Community members thanked us for hosting Community Partner Speed Dating, which we will include again as a culmination to ENGAGE Week next year. Agency representatives told us:

  • We have gotten results – exposure, direct connections, new ideas.
  •  This is a great event with many interesting conversations and short enough that it was easy to do!

Faculty members reported benefits and appreciation of the opportunity to meet others:

  • I’ve gotten to talk with agencies whom I have met for the first time who provide new opportunities.
  • It’s helpful as I engage with students . . . I’m more aware of what’s out there.

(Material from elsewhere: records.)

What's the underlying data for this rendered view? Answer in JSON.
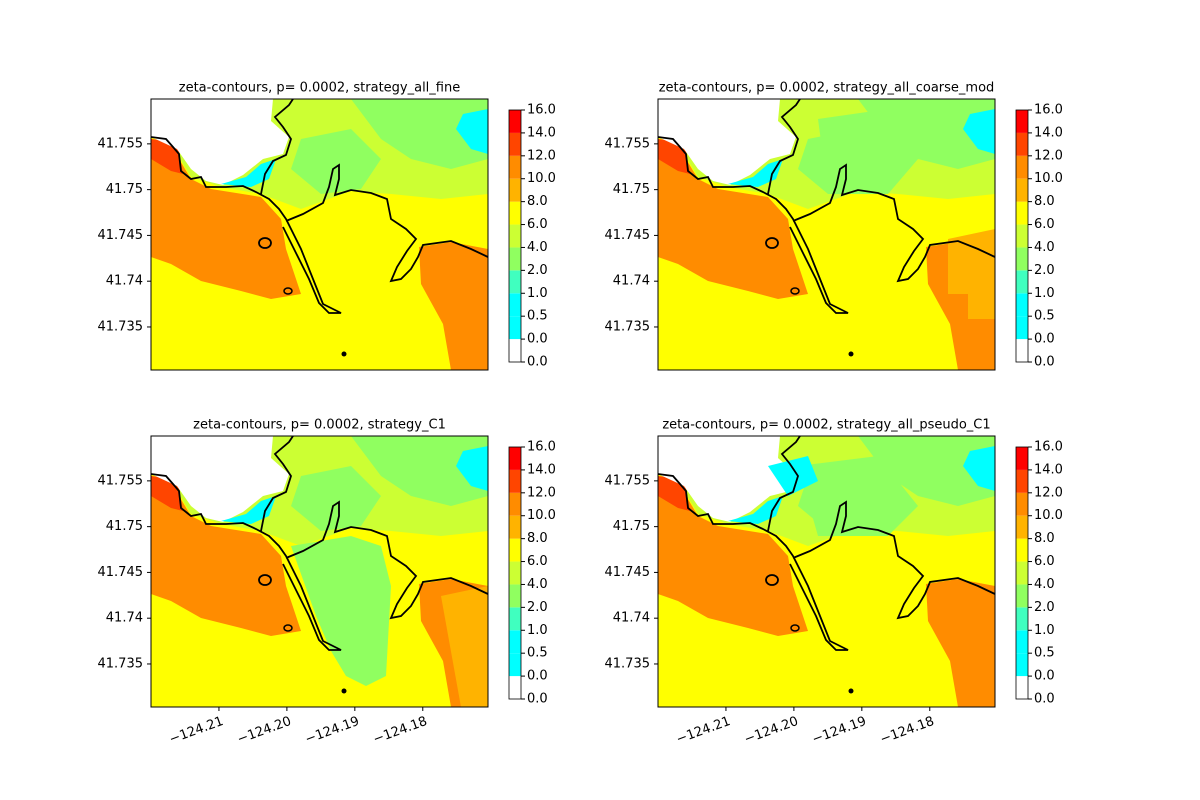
{
  "chart_data": [
    {
      "type": "contour",
      "title": "zeta-contours, p= 0.0002, strategy_all_fine",
      "xlim": [
        -124.22,
        -124.1704
      ],
      "ylim": [
        41.7303,
        41.7599
      ],
      "yticks": [
        41.735,
        41.74,
        41.745,
        41.75,
        41.755
      ],
      "levels": [
        {
          "value": 0,
          "label": "0.0"
        },
        {
          "value": 0,
          "label": "0.0"
        },
        {
          "value": 0.5,
          "label": "0.5"
        },
        {
          "value": 1,
          "label": "1.0"
        },
        {
          "value": 2,
          "label": "2.0"
        },
        {
          "value": 4,
          "label": "4.0"
        },
        {
          "value": 6,
          "label": "6.0"
        },
        {
          "value": 8,
          "label": "8.0"
        },
        {
          "value": 10,
          "label": "10.0"
        },
        {
          "value": 12,
          "label": "12.0"
        },
        {
          "value": 14,
          "label": "14.0"
        },
        {
          "value": 16,
          "label": "16.0"
        }
      ],
      "colors": [
        "#ffffff",
        "#00ffff",
        "#00ffff",
        "#40ffbf",
        "#90ff60",
        "#ccff33",
        "#ffff00",
        "#ffb300",
        "#ff8c00",
        "#ff4500",
        "#ff0000"
      ]
    },
    {
      "type": "contour",
      "title": "zeta-contours, p= 0.0002, strategy_all_coarse_mod",
      "xlim": [
        -124.22,
        -124.1704
      ],
      "ylim": [
        41.7303,
        41.7599
      ],
      "yticks": [
        41.735,
        41.74,
        41.745,
        41.75,
        41.755
      ],
      "levels": [
        {
          "value": 0,
          "label": "0.0"
        },
        {
          "value": 0,
          "label": "0.0"
        },
        {
          "value": 0.5,
          "label": "0.5"
        },
        {
          "value": 1,
          "label": "1.0"
        },
        {
          "value": 2,
          "label": "2.0"
        },
        {
          "value": 4,
          "label": "4.0"
        },
        {
          "value": 6,
          "label": "6.0"
        },
        {
          "value": 8,
          "label": "8.0"
        },
        {
          "value": 10,
          "label": "10.0"
        },
        {
          "value": 12,
          "label": "12.0"
        },
        {
          "value": 14,
          "label": "14.0"
        },
        {
          "value": 16,
          "label": "16.0"
        }
      ],
      "colors": [
        "#ffffff",
        "#00ffff",
        "#00ffff",
        "#40ffbf",
        "#90ff60",
        "#ccff33",
        "#ffff00",
        "#ffb300",
        "#ff8c00",
        "#ff4500",
        "#ff0000"
      ]
    },
    {
      "type": "contour",
      "title": "zeta-contours, p= 0.0002, strategy_C1",
      "xlim": [
        -124.22,
        -124.1704
      ],
      "ylim": [
        41.7303,
        41.7599
      ],
      "xticks": [
        {
          "value": -124.21,
          "label": "−124.21"
        },
        {
          "value": -124.2,
          "label": "−124.20"
        },
        {
          "value": -124.19,
          "label": "−124.19"
        },
        {
          "value": -124.18,
          "label": "−124.18"
        }
      ],
      "yticks": [
        41.735,
        41.74,
        41.745,
        41.75,
        41.755
      ],
      "levels": [
        {
          "value": 0,
          "label": "0.0"
        },
        {
          "value": 0,
          "label": "0.0"
        },
        {
          "value": 0.5,
          "label": "0.5"
        },
        {
          "value": 1,
          "label": "1.0"
        },
        {
          "value": 2,
          "label": "2.0"
        },
        {
          "value": 4,
          "label": "4.0"
        },
        {
          "value": 6,
          "label": "6.0"
        },
        {
          "value": 8,
          "label": "8.0"
        },
        {
          "value": 10,
          "label": "10.0"
        },
        {
          "value": 12,
          "label": "12.0"
        },
        {
          "value": 14,
          "label": "14.0"
        },
        {
          "value": 16,
          "label": "16.0"
        }
      ],
      "colors": [
        "#ffffff",
        "#00ffff",
        "#00ffff",
        "#40ffbf",
        "#90ff60",
        "#ccff33",
        "#ffff00",
        "#ffb300",
        "#ff8c00",
        "#ff4500",
        "#ff0000"
      ]
    },
    {
      "type": "contour",
      "title": "zeta-contours, p= 0.0002, strategy_all_pseudo_C1",
      "xlim": [
        -124.22,
        -124.1704
      ],
      "ylim": [
        41.7303,
        41.7599
      ],
      "xticks": [
        {
          "value": -124.21,
          "label": "−124.21"
        },
        {
          "value": -124.2,
          "label": "−124.20"
        },
        {
          "value": -124.19,
          "label": "−124.19"
        },
        {
          "value": -124.18,
          "label": "−124.18"
        }
      ],
      "yticks": [
        41.735,
        41.74,
        41.745,
        41.75,
        41.755
      ],
      "levels": [
        {
          "value": 0,
          "label": "0.0"
        },
        {
          "value": 0,
          "label": "0.0"
        },
        {
          "value": 0.5,
          "label": "0.5"
        },
        {
          "value": 1,
          "label": "1.0"
        },
        {
          "value": 2,
          "label": "2.0"
        },
        {
          "value": 4,
          "label": "4.0"
        },
        {
          "value": 6,
          "label": "6.0"
        },
        {
          "value": 8,
          "label": "8.0"
        },
        {
          "value": 10,
          "label": "10.0"
        },
        {
          "value": 12,
          "label": "12.0"
        },
        {
          "value": 14,
          "label": "14.0"
        },
        {
          "value": 16,
          "label": "16.0"
        }
      ],
      "colors": [
        "#ffffff",
        "#00ffff",
        "#00ffff",
        "#40ffbf",
        "#90ff60",
        "#ccff33",
        "#ffff00",
        "#ffb300",
        "#ff8c00",
        "#ff4500",
        "#ff0000"
      ]
    }
  ]
}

And students, who were invited to attend at the end of Speed Dating, were enthusiastic:

  • I discovered SO many community organizations that I never knew existed in Anchorage. I went to speed dating in the hopes of being able to find somewhere to volunteer, and now I have lists of local volunteer opportunities that I can choose from!
  • It was fun talking to new people about engaging in the community and finding that there are other people in the community who are excited about being engaged, too!

As a second special event on Friday, Dean of Students Dr. Dewain Lee hosted a celebration luncheon for ENGAGE week students and participants in a new student “Emerging Leaders” program that Dean Lee initiated this year.  Community programs featured during Engage Week included Homeward Bound; Project Puqigtut, an Alaska Native Education program; The Alaska Immigration Justice Project; and Refugee and Immigrant Services Program.  Student Clubs hosted the luncheon events: Oxfam Club, The Heifer Club, Social Work Coalition, Panhellenic Council, American Medical Student Association, Sustainability Club, and the Student Nurses Association.